His whole theory of the “softening influence of democracy on manners” conceals a simple fact. In the period from 1871 to 1915 there was no attempt in Europe, except in Russia, to overthrow bourgeois society. The proletariat accommodated themselves to capitalist rule, and sought to improve their position within the framework of Capitalism. Therefore, apart from “little” massacres in France, as in Italy, Austria and North America, the wantonness of the capitalist policemen subsided, because the bourgeoisie could afford to renounce the use of excessive force against the proletariat. In the colonies, where the proletarized peasants, in their ignorance of Marxism, ventured to rise in revolt, they were overthrown according to all the rules of the art of militarism. The softening of manners consists in the fact that the bourgeoisie do not murder the workers, by whose sweat they live, because it is not only unnecessary, but would even be prejudicial to the interest of the profit-takers.

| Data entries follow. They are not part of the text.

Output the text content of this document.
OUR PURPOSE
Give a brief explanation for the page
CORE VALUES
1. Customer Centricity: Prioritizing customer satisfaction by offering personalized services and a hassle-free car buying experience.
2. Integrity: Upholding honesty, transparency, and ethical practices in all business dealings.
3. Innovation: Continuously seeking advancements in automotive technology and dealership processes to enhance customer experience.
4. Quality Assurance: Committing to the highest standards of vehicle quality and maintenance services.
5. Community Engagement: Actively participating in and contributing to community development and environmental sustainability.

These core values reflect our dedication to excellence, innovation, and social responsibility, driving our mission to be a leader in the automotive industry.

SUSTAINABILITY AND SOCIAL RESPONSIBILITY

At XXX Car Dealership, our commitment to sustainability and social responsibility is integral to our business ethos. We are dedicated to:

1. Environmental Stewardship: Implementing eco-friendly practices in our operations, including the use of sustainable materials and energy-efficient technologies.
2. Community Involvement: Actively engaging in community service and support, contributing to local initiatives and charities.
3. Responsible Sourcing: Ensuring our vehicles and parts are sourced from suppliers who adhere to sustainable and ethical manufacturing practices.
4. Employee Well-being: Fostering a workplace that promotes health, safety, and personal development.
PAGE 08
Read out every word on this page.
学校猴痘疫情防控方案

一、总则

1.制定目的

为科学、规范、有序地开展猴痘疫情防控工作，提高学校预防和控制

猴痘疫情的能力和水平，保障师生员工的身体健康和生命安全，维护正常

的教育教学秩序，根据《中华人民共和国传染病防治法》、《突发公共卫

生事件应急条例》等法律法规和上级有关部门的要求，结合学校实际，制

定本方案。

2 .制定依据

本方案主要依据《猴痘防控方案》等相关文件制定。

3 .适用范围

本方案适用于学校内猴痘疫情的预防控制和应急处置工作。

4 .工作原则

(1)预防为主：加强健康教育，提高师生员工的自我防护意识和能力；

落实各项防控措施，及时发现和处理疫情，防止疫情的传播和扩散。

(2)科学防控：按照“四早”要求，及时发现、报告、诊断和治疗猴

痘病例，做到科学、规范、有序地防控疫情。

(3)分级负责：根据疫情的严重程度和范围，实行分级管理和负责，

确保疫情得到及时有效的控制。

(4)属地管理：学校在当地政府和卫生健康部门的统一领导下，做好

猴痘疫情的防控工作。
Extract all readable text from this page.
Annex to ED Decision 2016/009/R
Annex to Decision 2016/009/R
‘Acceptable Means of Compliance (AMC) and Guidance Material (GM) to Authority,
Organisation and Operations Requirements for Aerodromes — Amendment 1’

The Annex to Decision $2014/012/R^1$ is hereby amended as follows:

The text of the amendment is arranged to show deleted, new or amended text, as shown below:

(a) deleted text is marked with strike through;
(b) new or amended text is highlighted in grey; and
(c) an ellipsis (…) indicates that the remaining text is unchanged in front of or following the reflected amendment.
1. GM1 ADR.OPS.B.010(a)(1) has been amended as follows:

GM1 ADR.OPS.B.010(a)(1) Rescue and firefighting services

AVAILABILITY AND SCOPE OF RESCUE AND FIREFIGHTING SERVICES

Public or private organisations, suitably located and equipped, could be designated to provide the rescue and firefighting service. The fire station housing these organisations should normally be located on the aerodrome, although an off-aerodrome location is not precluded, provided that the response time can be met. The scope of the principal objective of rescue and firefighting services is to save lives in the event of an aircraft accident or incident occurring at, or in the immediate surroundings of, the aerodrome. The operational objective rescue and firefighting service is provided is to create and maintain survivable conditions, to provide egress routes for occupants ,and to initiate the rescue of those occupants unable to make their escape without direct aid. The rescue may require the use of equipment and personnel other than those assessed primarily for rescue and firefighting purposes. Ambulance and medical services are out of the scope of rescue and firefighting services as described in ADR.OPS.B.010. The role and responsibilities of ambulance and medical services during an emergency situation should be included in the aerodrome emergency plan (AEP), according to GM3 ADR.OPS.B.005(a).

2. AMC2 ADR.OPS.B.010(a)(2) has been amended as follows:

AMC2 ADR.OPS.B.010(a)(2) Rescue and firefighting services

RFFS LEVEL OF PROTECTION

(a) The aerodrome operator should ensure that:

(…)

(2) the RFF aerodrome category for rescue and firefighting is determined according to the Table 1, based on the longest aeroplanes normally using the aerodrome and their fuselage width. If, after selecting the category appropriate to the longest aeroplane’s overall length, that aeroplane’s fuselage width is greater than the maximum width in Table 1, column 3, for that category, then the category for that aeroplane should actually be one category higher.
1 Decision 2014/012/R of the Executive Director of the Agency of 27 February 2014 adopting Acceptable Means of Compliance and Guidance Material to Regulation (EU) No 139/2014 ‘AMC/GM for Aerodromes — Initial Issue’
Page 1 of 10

Marxism simply summarized the experience of the working classes when it warned them against rioting. That it was their sense of weakness and not the influence of Marxism that was the deciding factor is shown by the fact that in countries where the influence of Marxism was so weak as in Italy, France and England there was no serious disturbance in the last ten years. That the working class of any country did not attempt to seize power before the war, and that it was not anywhere brought practically face to face with the question of the use of force, was due to objective conditions which, after 1871 and still more after 1890, originated in the period of the consolidation of the capitalist States and their economic expansion.

Marxism was never really practically brought face to face with the question of force, and the merit which Herr Kautsky claims for it as a great restraining influence exists for the most part only in his imagination. At the same time it should not be denied that Marxism, true to its nature, was always careful in treating of the use of force, and made the guiding star of its policy the advice to comrades to refrain from provocative measures, and so became a restraining factor in the last decade where the working class was faced with the problems of violence through the policy of Imperialism. The world war has made the problem a question for the working class movement. Indeed for years the prophet of the Second International has done nothing else than prove to this generation, which has grown up in the period of the “peaceful development” of Capitalism, any real sense of historical development in stormy revolutionary times has been lost. We saw this in Kautsky’s treatment of the greatest bourgeois revolution, and the first proletarian revolution of the epoch of so-called “democracy”; we shall see it in a more repulsive form in his treatment of the great Russian Workers’ revolution.